- Associated Press - Sunday, December 25, 2016

PHOENIX (AP) - Arizona lawmakers have been gathering for annual retreats to discuss their priorities for the upcoming legislative session, and the price tag for the Democrat and Republican events varied dramatically.

House Republicans paid $20,000 for their two-day event - some of it funded by lobbyists - that included meetings at a bar, restaurant and University of Phoenix Stadium, while Democrats held a retreat at the Arizona Education Association for $1,400, The Arizona Capitol Times reported (https://bit.ly/2i5Bex2 ).

The two-day Republican event focused on team building at the Brew Haus bar and restaurant at Westgate, followed by exercises on the stadium’s lawn. Attendees were provided dinner at Bar Loui, then returned to the Glendale Renaissance Hotel for a movie.

House Speaker-elect J.D. Mesnard said the Republican retreat was meant to create a sense of unity in the Republican caucus and stayed away from party-dividing policy.

In contrast, Democrats heard from staff and lobbyists about “policy issues that will be prominent during the 2017 session, as well as caucus messaging and other legislative and media strategies,” according to their email invite.

The meeting included presentations from the Arizona Education Association, the Joint Legislative Budget Committee, the Arizona School Boards Association, Children’s Action Alliance, Arizona Board of Regents, the U.S. Department of Health and Human Services.

The public didn’t pay for either party’s event. The Republican retreat was paid for from the House Victory Fund, the GOP leadership’s independent expenditure arm, and the House Promotional Fund, which is supported by lobbyist contributions.
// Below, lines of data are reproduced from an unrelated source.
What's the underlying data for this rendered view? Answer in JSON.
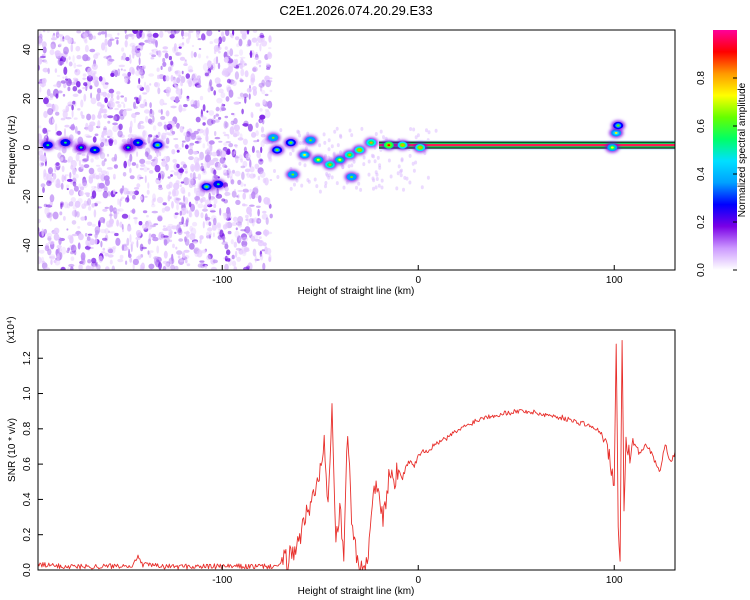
{
  "figure_title": "C2E1.2026.074.20.29.E33",
  "chart_data": [
    {
      "type": "heatmap",
      "name": "spectrogram",
      "title": "C2E1.2026.074.20.29.E33",
      "xlabel": "Height of straight line (km)",
      "ylabel": "Frequency (Hz)",
      "xlim": [
        -194,
        131
      ],
      "ylim": [
        -50,
        48
      ],
      "xticks": [
        -100,
        0,
        100
      ],
      "yticks": [
        -40,
        -20,
        0,
        20,
        40
      ],
      "colorbar": {
        "label": "Normalized spectral amplitude",
        "range": [
          0,
          1
        ],
        "ticks": [
          "0.0",
          "0.2",
          "0.4",
          "0.6",
          "0.8"
        ],
        "colors": [
          "#ffffff",
          "#cc99ff",
          "#7a00e6",
          "#0000ff",
          "#00a0ff",
          "#00e0ff",
          "#00ff66",
          "#66ff00",
          "#ffff00",
          "#ff9900",
          "#ff0000",
          "#ff0099"
        ]
      },
      "noise_region": {
        "x_range": [
          -194,
          -75
        ],
        "y_range": [
          -50,
          48
        ]
      },
      "bright_line": {
        "x_range": [
          -20,
          131
        ],
        "frequency": 1
      },
      "clusters": [
        {
          "x": -189,
          "y": 1,
          "amp": 0.3
        },
        {
          "x": -180,
          "y": 2,
          "amp": 0.3
        },
        {
          "x": -172,
          "y": 0,
          "amp": 0.25
        },
        {
          "x": -165,
          "y": -1,
          "amp": 0.3
        },
        {
          "x": -148,
          "y": 0,
          "amp": 0.25
        },
        {
          "x": -143,
          "y": 2,
          "amp": 0.3
        },
        {
          "x": -133,
          "y": 1,
          "amp": 0.35
        },
        {
          "x": -108,
          "y": -16,
          "amp": 0.35
        },
        {
          "x": -102,
          "y": -15,
          "amp": 0.3
        },
        {
          "x": -74,
          "y": 4,
          "amp": 0.4
        },
        {
          "x": -72,
          "y": -1,
          "amp": 0.35
        },
        {
          "x": -65,
          "y": 2,
          "amp": 0.35
        },
        {
          "x": -64,
          "y": -11,
          "amp": 0.4
        },
        {
          "x": -58,
          "y": -3,
          "amp": 0.45
        },
        {
          "x": -55,
          "y": 3,
          "amp": 0.4
        },
        {
          "x": -51,
          "y": -5,
          "amp": 0.5
        },
        {
          "x": -45,
          "y": -7,
          "amp": 0.55
        },
        {
          "x": -40,
          "y": -5,
          "amp": 0.5
        },
        {
          "x": -35,
          "y": -3,
          "amp": 0.55
        },
        {
          "x": -34,
          "y": -12,
          "amp": 0.4
        },
        {
          "x": -30,
          "y": -1,
          "amp": 0.6
        },
        {
          "x": -24,
          "y": 2,
          "amp": 0.55
        },
        {
          "x": -15,
          "y": 1,
          "amp": 0.65
        },
        {
          "x": -8,
          "y": 1,
          "amp": 0.6
        },
        {
          "x": 1,
          "y": 0,
          "amp": 0.6
        },
        {
          "x": 99,
          "y": 0,
          "amp": 0.5
        },
        {
          "x": 101,
          "y": 6,
          "amp": 0.45
        },
        {
          "x": 102,
          "y": 9,
          "amp": 0.35
        }
      ]
    },
    {
      "type": "line",
      "name": "snr",
      "xlabel": "Height of straight line (km)",
      "ylabel": "SNR (10 * v/v)",
      "y_multiplier": "(x10⁴)",
      "xlim": [
        -194,
        131
      ],
      "ylim": [
        0,
        1.36
      ],
      "xticks": [
        -100,
        0,
        100
      ],
      "yticks": [
        "0.0",
        "0.2",
        "0.4",
        "0.6",
        "0.8",
        "1.0",
        "1.2"
      ],
      "color": "#e8302c",
      "x": [
        -194,
        -180,
        -160,
        -145,
        -143,
        -141,
        -130,
        -110,
        -90,
        -75,
        -70,
        -65,
        -60,
        -56,
        -52,
        -48,
        -46,
        -44,
        -42,
        -40,
        -38,
        -36,
        -34,
        -32,
        -30,
        -28,
        -26,
        -24,
        -22,
        -20,
        -18,
        -16,
        -14,
        -12,
        -10,
        -8,
        -6,
        -4,
        -2,
        0,
        5,
        10,
        15,
        20,
        25,
        30,
        35,
        40,
        45,
        50,
        55,
        60,
        65,
        70,
        75,
        80,
        85,
        90,
        93,
        96,
        98,
        100,
        101,
        102,
        103,
        104,
        105,
        106,
        108,
        110,
        113,
        116,
        120,
        123,
        126,
        129,
        131
      ],
      "values": [
        0.03,
        0.02,
        0.02,
        0.03,
        0.09,
        0.03,
        0.02,
        0.02,
        0.02,
        0.02,
        0.03,
        0.08,
        0.2,
        0.35,
        0.45,
        0.75,
        0.4,
        0.96,
        0.15,
        0.35,
        0.05,
        0.82,
        0.3,
        0.1,
        0.05,
        0.03,
        0.05,
        0.3,
        0.5,
        0.42,
        0.25,
        0.45,
        0.55,
        0.5,
        0.58,
        0.52,
        0.6,
        0.62,
        0.58,
        0.66,
        0.68,
        0.72,
        0.75,
        0.79,
        0.82,
        0.85,
        0.87,
        0.88,
        0.89,
        0.9,
        0.9,
        0.89,
        0.88,
        0.87,
        0.86,
        0.84,
        0.83,
        0.8,
        0.78,
        0.7,
        0.62,
        0.45,
        1.32,
        0.2,
        0.08,
        1.35,
        0.3,
        0.72,
        0.65,
        0.72,
        0.66,
        0.72,
        0.64,
        0.55,
        0.72,
        0.6,
        0.67
      ]
    }
  ]
}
House Republican spokesman Matt Specht said in the promotional fund, Veridus gave $5,000, Policy Development Group provided $2,500, and Willetta Partners and the Chamber Jobs PAC paid out $1,000 each. The other $10,000 was paid for by the House Victory Fund.

Democrats say their event was paid for by Willetta Partners and GovGroup, which paid vendors directly. Lawmakers were responsible for their own hotel accommodations.